I still didn’t see myself as any kind of rebel and ended up following a fairly normal and domesticated path. It didn’t last long. It is only in retrospect that I see that the Bohemian decades, painted in shades of Paris and music, became rather more unusual. Then, I embraced the normality of my days without a second thought.

Yet a glance over my shoulder at the path I have followed shows it to be peopled with rebels, misfits and the extraordinary people I have been privileged to meet; ordinary people living their own unique journey, extraordinary minds and talents… people whose stories could fill book after book with unusual tales and viewpoints. People who are, in spite of how the world may see them, anything but ordinary….and who are and have been my friends.

While my body, to all outward appearances, walked the long-accepted path of womankind, my mind, in the company of those friends, was led to explore strange avenues, discovering in both the gutter and the stars a joyous and exciting beauty in life itself.
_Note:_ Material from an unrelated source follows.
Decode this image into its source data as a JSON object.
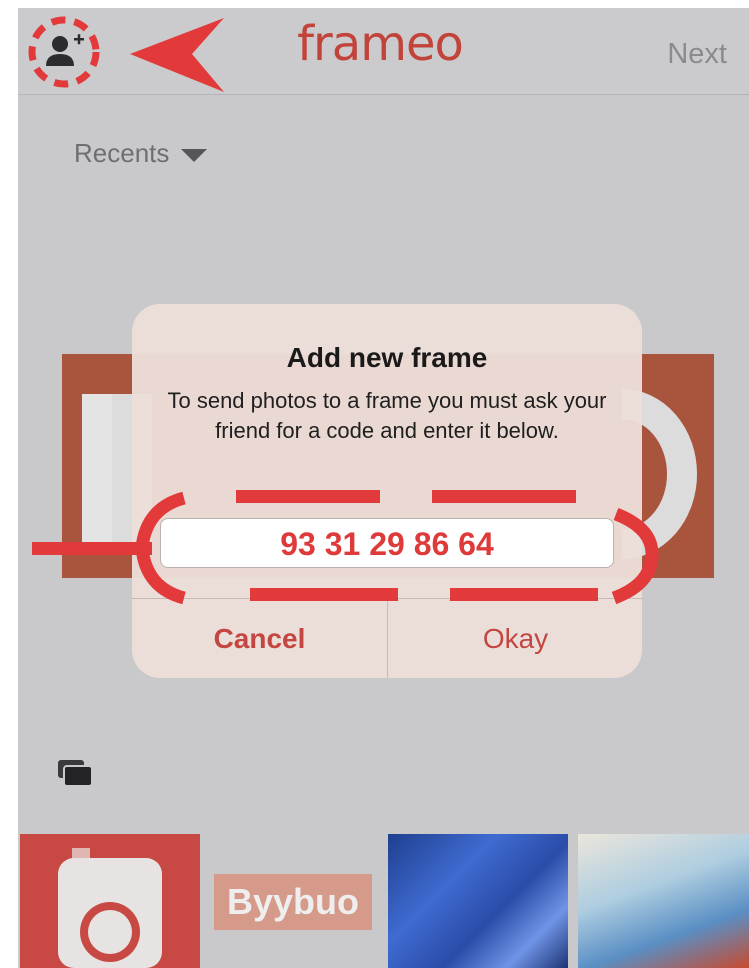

In many ways, it is not I who have shaped myself … it is the trail of sparkling thought left by others for me to explore.

These are the rebels… many whose lives conform to utter respectability and some who choose to conform to no societal standard… ‘ordinary’ people from all walks of life… yet their minds and hearts have found the freedom to fly. These are the people who embrace life and experience and live it to the full and in doing so touch a wider existence than the neat lawns of suburbia. These are the ones I hope to meet one day, congregating behind the bike sheds of heaven.